Ilustration: Maja Josifović
Ilustration: Maja Josifović

Within the Theoretical Fiesta programme

The fragility and uncertainty of life epistemologies, as well as the fragility of our (post-)human relationships, demand a new understanding that can make uncertainty, ambivalence, and contradictions comprehensible and tolerable. A politics of the strong, which is typified by cold statistics and war metaphors, is unlikely to prove an effective means of ensuring our collective survival. It would be prudent to explore avenues for cultivating competencies and reflexes that sustain our capacity for solidarity, empathy, and care, as well as our ability to perceive the ‘other’ and empathize with their suffering. In accordance with the argument put forth by Gayatri Chakravorty Spivak (2012), I posit that it is imperative to cultivate and hone our ethical reflexes and aesthetic sensibilities.

The evolution of queer politics and theories over decades has demonstrated that knowledge and political practices cannot be conceived of as disembodied entities. The central focus of queer politics and theories is not merely any bodies, but rather those bodies that have been historically and persistently subjected to shame, failure, sin, and illness. These bodies offer a distinctive lens through which to comprehend fragility.
In the first part of the event, theses on fragility will be presented and discussed.
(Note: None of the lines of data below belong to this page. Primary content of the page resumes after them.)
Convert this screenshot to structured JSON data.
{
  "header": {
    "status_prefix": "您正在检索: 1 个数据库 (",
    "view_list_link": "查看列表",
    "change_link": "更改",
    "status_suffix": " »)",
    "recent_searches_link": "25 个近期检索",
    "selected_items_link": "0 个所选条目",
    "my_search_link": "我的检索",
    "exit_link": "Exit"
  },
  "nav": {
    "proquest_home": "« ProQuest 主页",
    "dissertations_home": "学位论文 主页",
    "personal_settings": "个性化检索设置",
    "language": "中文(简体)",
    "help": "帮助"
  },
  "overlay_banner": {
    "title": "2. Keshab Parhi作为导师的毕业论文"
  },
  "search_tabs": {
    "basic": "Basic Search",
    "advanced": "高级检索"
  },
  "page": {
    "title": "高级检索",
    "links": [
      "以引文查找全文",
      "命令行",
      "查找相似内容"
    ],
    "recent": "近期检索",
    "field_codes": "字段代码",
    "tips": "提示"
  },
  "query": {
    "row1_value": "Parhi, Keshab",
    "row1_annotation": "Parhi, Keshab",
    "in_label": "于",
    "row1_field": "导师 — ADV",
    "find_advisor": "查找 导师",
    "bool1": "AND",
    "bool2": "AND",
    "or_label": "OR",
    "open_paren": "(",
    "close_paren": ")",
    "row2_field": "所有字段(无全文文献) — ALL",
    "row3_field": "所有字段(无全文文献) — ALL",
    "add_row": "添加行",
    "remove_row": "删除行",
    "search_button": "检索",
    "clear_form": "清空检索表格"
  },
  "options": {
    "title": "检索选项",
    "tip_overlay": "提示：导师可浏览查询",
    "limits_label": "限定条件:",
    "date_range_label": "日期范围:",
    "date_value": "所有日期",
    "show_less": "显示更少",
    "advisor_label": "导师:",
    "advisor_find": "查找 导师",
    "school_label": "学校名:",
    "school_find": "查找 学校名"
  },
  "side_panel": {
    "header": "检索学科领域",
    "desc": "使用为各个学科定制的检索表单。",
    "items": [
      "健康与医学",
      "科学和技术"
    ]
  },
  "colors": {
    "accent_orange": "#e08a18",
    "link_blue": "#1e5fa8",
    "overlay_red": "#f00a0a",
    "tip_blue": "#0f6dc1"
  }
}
In the second part, we will use the knowledge inscribed in the body to counter the bleakness of life and imagine a (fragile) future.

 

To participate, you can apply by completing the following form. Applications will be open untill full capacity (20).

* As a way of providing a safe space of uninterrupted dialogue, the location of Maria do Mar Castro Varela’s lecture is disclosed only to the participants.

 

María do Mar Castro Varela is Professor of Pedagogy and Social Work at the Alice Salomon University for Applied Science in Berlin, and holds a double degree in Psychology and Pedagogy and a PhD in Political Science. Her research interests lie in Postcolonial Theory, Queer Studies, Ethics and Aesthetics.

Amongst others she was awarded in 2021/22 the Ustinov Visiting Professorship at the University of Vienna and in 2023 the Thomas Mann Fellowship in Los Angeles.

She has held visiting fellowships: Institute for Human Sciences (IWM) in Vienna; Institute for International Law and the Humanities, The University of Melbourne, Australia; University of La Laguna, Tenerife, Spain; Pusan National University, South Korea.

Selected publications in German include: Untimely Utopias. Migrant Women between Self-Invention and Learned Hope, (2007); Post/pandemic life: A new theory of fragility (co-authored, 2021); Friendship. Triad of a political practice (co-authored, 2023).

María do Mar Castro Varela is the founder of the bildungsLab* in Berlin (www.bildungslab.net) and chair of the Berlin Institute for Contrapunctual Social Analysis (BIKA).